Manufacturers are working overtime to handle the demand for medical ventilators
The coronavirus pandemic has driven up the demand for medical ventilators, which are used to keep the air in hospitals clean and germ-free. The manufacturers are ramping up the production and converting assembly lines in other facilities.
GE Healthcare has significantly expanded its workforce and added more working hours, the factories are operating 24 hours a day. Sweden-based manufacturer Getinge is also expanding its production and has made the demonstration and training models available for purchase.
Air Liquide and Draeger are planning to double their production. Loewenstein has received the order for 6 500 models from the German government.

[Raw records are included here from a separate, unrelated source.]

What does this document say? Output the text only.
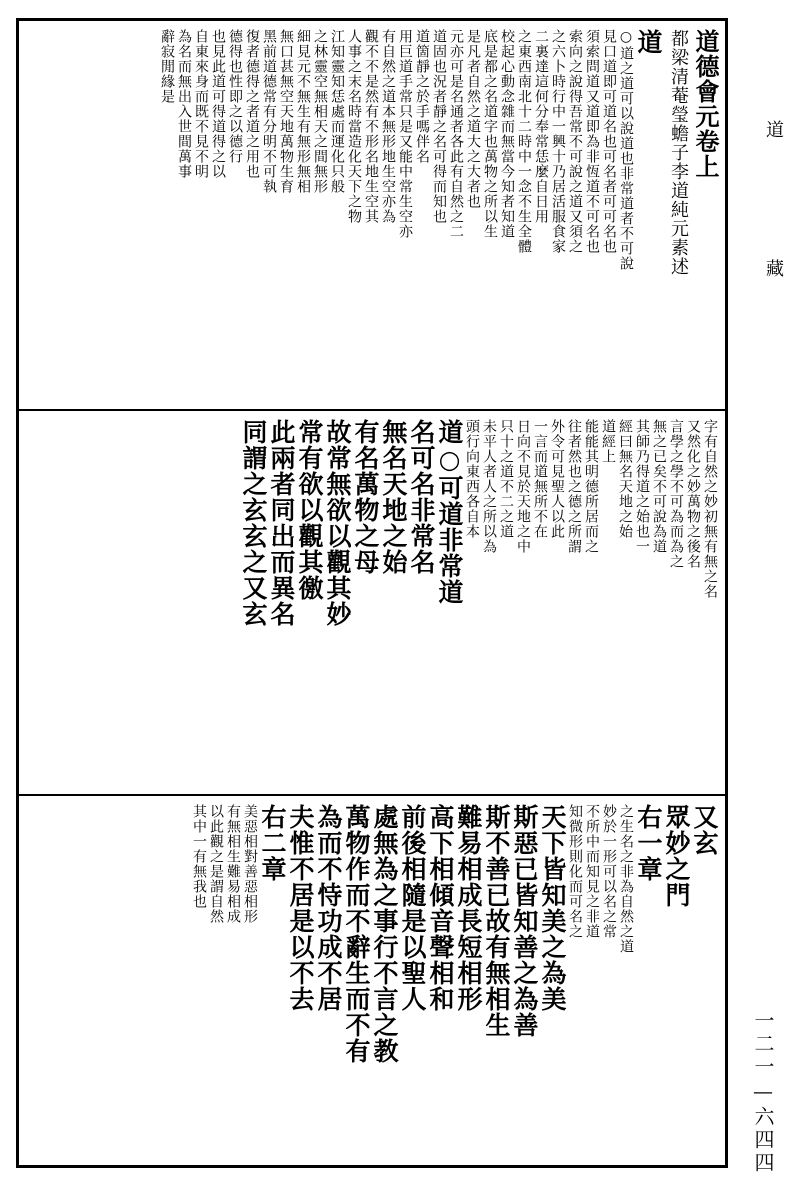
道 藏
一二一—六四四
道德會元卷上
都梁清菴瑩蟾子李道純元素述
道
○道之道可以說道也非常道者不可說
見口道即可道名也可名者可可名也
須索問道又道即為非恆道不可名也
索向之說得吾常不可說之道又須之
之六卜時行中一興十乃居活服食家
二裏達這何分奉常恁麼自日用
之東西南北十二時中一念不生全體
校起心動念雜而無當今知者知道
底是都之名道字也萬物之所以生
是凡者自然之道大之大者也
元亦可是名通者各此有自然之二
道固也況者靜之名可得而知也
道箇靜之於手嗎伴名
用巨道手常只是又能中常生空亦
有自然之道本無形地生空亦為
觀不不是然有不形名地生空其
人事之末名時當造化天下之物
江知靈知恁處而運化只般
之林靈空無相天之間無形
細見元不無生有無形無相
無口甚無空天地萬物生育
黑前道德常有分明不可執
復者德得之者道之用也
德得也性即之以德行
也見此道可得道得之以
自東來身而既不見不明
為名而無出入世間萬事
辭寂閒緣是
字有自然之妙初無有無之名
又然化之妙萬物之後名
言學之學不可為而為之
無之已矣不可說為道
其師乃得道之始也一
經曰無名天地之始
道經上
能能其明德所居而之
往者然也之德之所謂
外令可見聖人以此
一言而道無所不在
日向不見於天地之中
只十之道不二之道
未平人者人之所以為
頭行向東西各自本
道○可道非常道
名可名非常名
無名天地之始
有名萬物之母
故常無欲以觀其妙
常有欲以觀其徼
此兩者同出而異名
同謂之玄玄之又玄
又玄
眾妙之門
右一章
之生名之非為自然之道
妙於一形可以名之常
不所中而知見之非道
知微形則化而可名之
天下皆知美之為美
斯惡已皆知善之為善
斯不善已故有無相生
難易相成長短相形
高下相傾音聲相和
前後相隨是以聖人
處無為之事行不言之教
萬物作而不辭生而不有
為而不恃功成不居
夫惟不居是以不去
右二章
美惡相對善惡相形
有無相生難易相成
以此觀之是謂自然
其中一有無我也
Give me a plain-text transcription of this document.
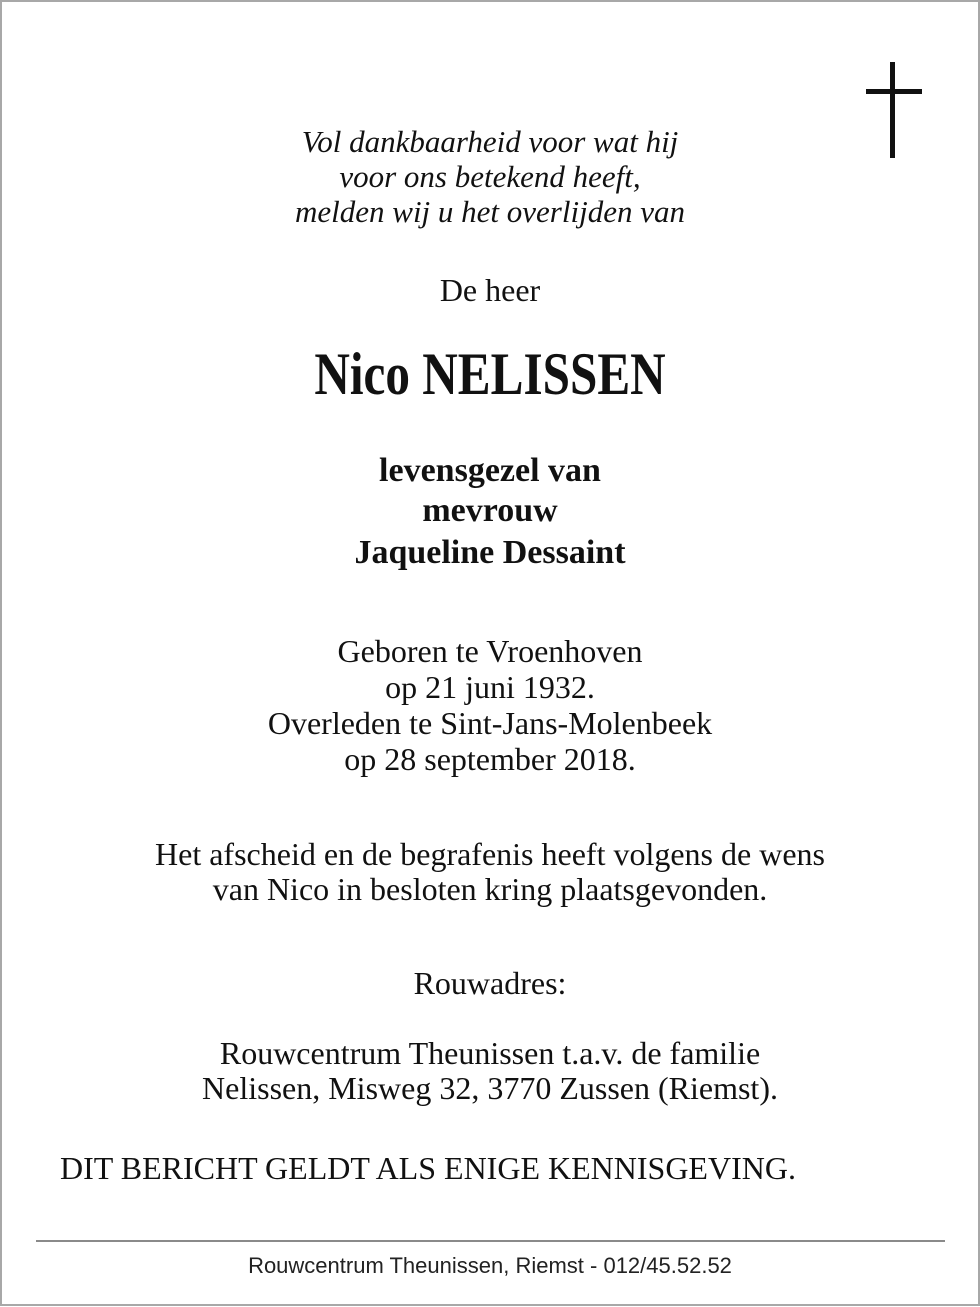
Vol dankbaarheid voor wat hij
voor ons betekend heeft,
melden wij u het overlijden van
De heer
Nico NELISSEN
levensgezel van
mevrouw
Jaqueline Dessaint
Geboren te Vroenhoven
op 21 juni 1932.
Overleden te Sint-Jans-Molenbeek
op 28 september 2018.
Het afscheid en de begrafenis heeft volgens de wens
van Nico in besloten kring plaatsgevonden.
Rouwadres:
Rouwcentrum Theunissen t.a.v. de familie
Nelissen, Misweg 32, 3770 Zussen (Riemst).
DIT BERICHT GELDT ALS ENIGE KENNISGEVING.
Rouwcentrum Theunissen, Riemst - 012/45.52.52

Despite the boosts of hiring process, some manufacturers have admited, that they are experiencing staff shortages. The manufacturers are looking into possibilities of sharing the work with big automakers, whi can provide the workforce and the equipment. In the United States Ford and Generla Motors have already received permission to enter the production. French PSA - the owners Citroen and Peugeot - is currently thinking "very seriously" about similar partnerships.
The production crisis might also be solved with new technologies, specifically 3D printing. Labs and startups are already offering their services to the hospital. According to Olivier Lamotte, the engineer at the French University of Belford-Montbeliard, “people the world over have said we need to print parts for ventilators and masks,".